RandomForestClassifier(bootstrap=True, class_weight=None, criterion='gini',
            max_depth=None, max_features='auto', max_leaf_nodes=None,
            min_impurity_decrease=0.0, min_impurity_split=None,
            min_samples_leaf=1, min_samples_split=2,
            min_weight_fraction_leaf=0.0, n_estimators=10000, n_jobs=-1,
            oob_score=False, random_state=0, verbose=0, warm_start=False)

> ### Accuracy Comparison

In [112]:
# Apply The Full Featured Classifier To The Test Data
y_pred = clf.predict(X_test)

# View The Accuracy Of Our Full Feature (14 Features) Model
accuracy_score(y_test, y_pred)

0.92213114754098358

In [113]:
# Apply The Full Featured Classifier To The Test Data
y_important_pred = clf_important.predict(X_important_test)
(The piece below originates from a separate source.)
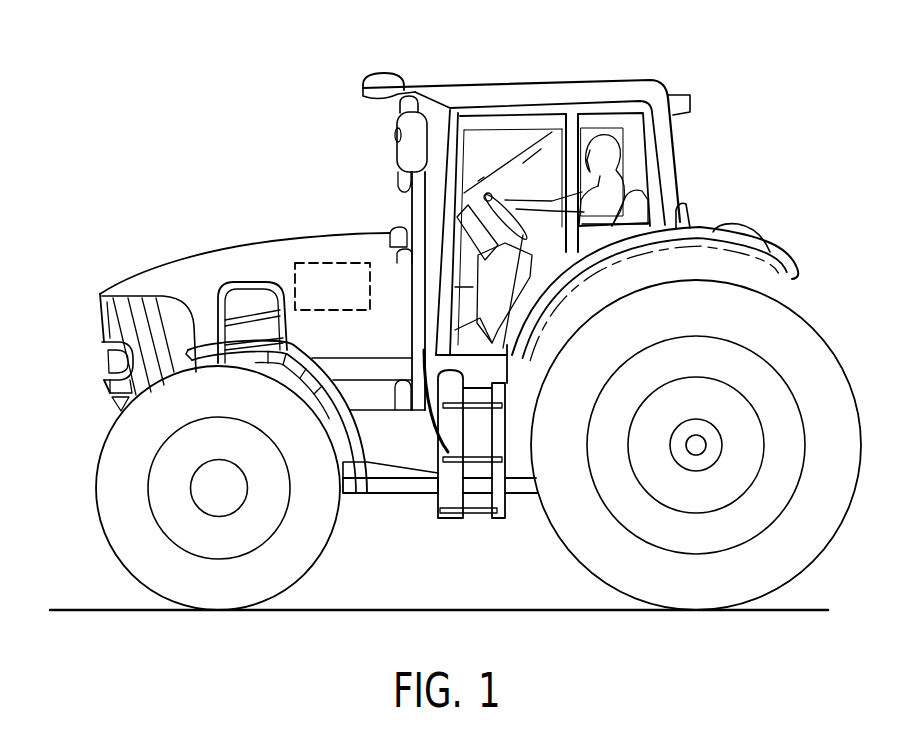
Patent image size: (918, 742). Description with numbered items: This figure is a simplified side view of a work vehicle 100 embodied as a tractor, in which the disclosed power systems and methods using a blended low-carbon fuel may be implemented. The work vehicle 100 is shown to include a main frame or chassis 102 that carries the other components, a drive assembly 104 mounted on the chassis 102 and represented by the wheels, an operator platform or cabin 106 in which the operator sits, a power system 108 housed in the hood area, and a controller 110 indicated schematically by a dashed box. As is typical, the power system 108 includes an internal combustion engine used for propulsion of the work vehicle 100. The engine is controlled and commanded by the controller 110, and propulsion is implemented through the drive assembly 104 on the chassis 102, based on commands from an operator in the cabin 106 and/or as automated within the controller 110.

# View The Accuracy Of Our Limited Feature (3 Features) Model
accuracy_score(y_test, y_important_pred)

0.88934426229508201

As can be seen by the accuracy scores, our original model which contained all 8 features is 92% accurate while the our 'limited' model which contained only three features is 89% accurate. Thus, for a very small cost in accuracy we greatly reduced the number of features in the model.

## Something Extra
There are a couple of more Scikit Learn based feature selections... 
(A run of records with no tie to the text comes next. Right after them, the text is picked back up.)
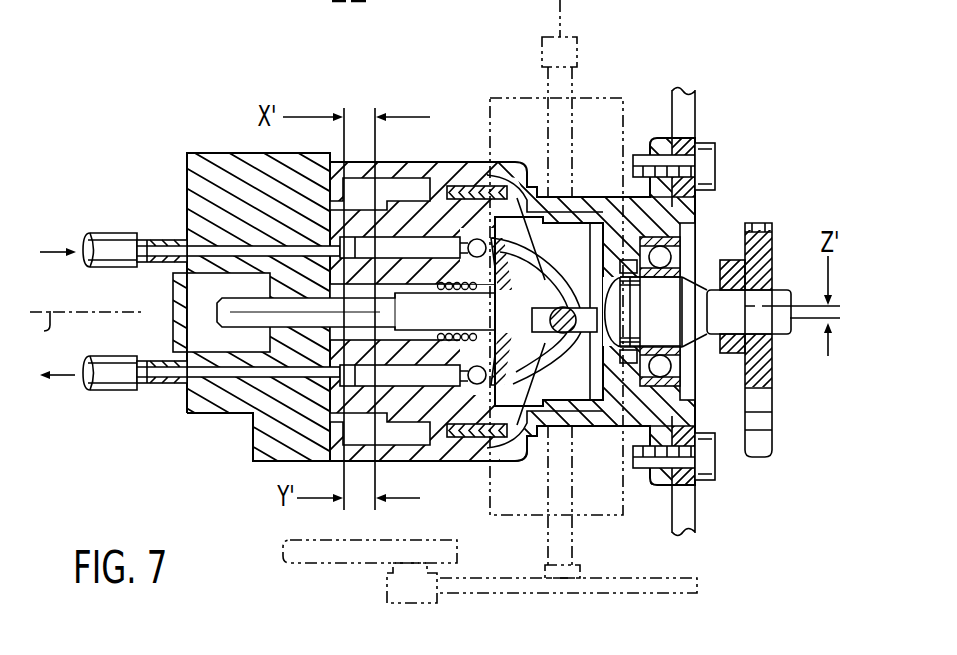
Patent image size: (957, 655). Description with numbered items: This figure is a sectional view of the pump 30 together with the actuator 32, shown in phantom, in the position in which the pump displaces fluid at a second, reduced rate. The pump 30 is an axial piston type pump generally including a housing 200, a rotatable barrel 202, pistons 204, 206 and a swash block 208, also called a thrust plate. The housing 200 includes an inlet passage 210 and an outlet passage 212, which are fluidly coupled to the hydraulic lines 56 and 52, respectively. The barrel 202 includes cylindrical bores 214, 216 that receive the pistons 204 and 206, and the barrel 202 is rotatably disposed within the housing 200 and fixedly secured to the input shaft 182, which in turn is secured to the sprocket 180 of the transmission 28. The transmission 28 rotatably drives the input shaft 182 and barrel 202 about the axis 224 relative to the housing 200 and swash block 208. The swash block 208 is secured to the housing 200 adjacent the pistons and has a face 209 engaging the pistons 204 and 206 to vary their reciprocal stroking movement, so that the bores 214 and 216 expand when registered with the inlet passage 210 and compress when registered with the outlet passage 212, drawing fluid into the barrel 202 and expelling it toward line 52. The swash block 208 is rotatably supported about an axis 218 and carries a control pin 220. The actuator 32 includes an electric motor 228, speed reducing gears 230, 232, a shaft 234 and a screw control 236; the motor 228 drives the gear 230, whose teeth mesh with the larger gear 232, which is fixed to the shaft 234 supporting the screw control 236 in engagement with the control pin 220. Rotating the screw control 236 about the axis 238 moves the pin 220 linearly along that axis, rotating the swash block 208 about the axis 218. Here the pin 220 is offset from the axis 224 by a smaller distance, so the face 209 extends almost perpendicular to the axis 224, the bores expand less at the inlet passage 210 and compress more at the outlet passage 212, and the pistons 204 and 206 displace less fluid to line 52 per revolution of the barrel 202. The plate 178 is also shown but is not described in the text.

The pump 30 is at (110, 144).
The hydraulic line 56 is at (108, 236).
The hydraulic line 52 is at (119, 390).
The axis 224 is at (80, 338).
The inlet passage 210 is at (245, 248).
The cylindrical bore 216 is at (298, 236).
The outlet passage 212 is at (254, 384).
The cylindrical bore 214 is at (318, 396).
The piston 206 is at (409, 246).
The piston 204 is at (407, 380).
The face 209 is at (458, 254).
The screw control 236 is at (574, 189).
The axis 218 is at (541, 282).
The control pin 220 is at (562, 345).
The housing 200 is at (688, 227).
The barrel 202 is at (420, 455).
The swash block 208 is at (523, 452).
The input shaft 182 is at (722, 297).
The sprocket 180 is at (770, 266).
The plate 178 is at (772, 397).
The transmission 28 is at (783, 438).
The axis 238 is at (562, 17).
The shaft 234 is at (578, 545).
The speed reducing gear 232 is at (672, 597).
The speed reducing gear 230 is at (432, 601).
The electric motor 228 is at (300, 566).
The actuator 32 is at (346, 574).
#### The Recursive Feature Elimination (RFE) method ...
is a feature selection approach. It works by recursively removing attributes and building a model on those attributes that remain. It uses the model accuracy to identify which attributes (and combination of attributes) contribute the most to predicting the target attribute.

In [114]:
# Recursive Feature Elimination

from sklearn.feature_selection import RFE
from sklearn.linear_model import LogisticRegression

# create a base classifier used to evaluate a subset of attributes
model = LogisticRegression()

# create the RFE model and select 3 attributes
rfe = RFE(model, 3)
rfe = rfe.fit(X, y)

indices_selected = rfe.get_support(indices = True)
colnames_selected = [X.columns[i] for i in indices_selected]

print (colnames_selected)

X_sel = X.loc[:, colnames_selected]

['ONLINE_IND', 'NOLNK_ACCT', 'ST_NO']


#### Scikit Learn also has...
methods that use ensembles of decision trees (like Random Forest or Extra Trees) can also compute the relative importance of each attribute. These importance values can be used to inform a feature selection process.

In [115]:
# Feature Importance

from sklearn import metrics
from sklearn.ensemble import ExtraTreesClassifier

# fit an Extra Trees model to the data
model = ExtraTreesClassifier()
model.fit(X,y)

# display the relative importance of each attribute
#print(model.feature_importances_)

# Print the name and gini importance of each feature
for feature in zip(feature_cols, model.feature_importances_):
    print(feature)

('TXN_AMT', 0.27760386284717614)
('ACCT_BAL', 0.26035591122344121)
('TENURE', 0.22769266122335349)
('ATM_IND', 0.03283368711922259)
('ONLINE_IND', 0.046818290225637674)
('NOLNK_ACCT', 0.0717727440717046)
('ST_NO', 0.063003159915584819)
('ACCT_TIER', 0.019919683373879393)


## SUMMARY
This illustrative python notebook shows how to run KNN and Random Forest to do feature selection. I hope you to see how easy to adopt machine learning for your data analytics and modeling needs.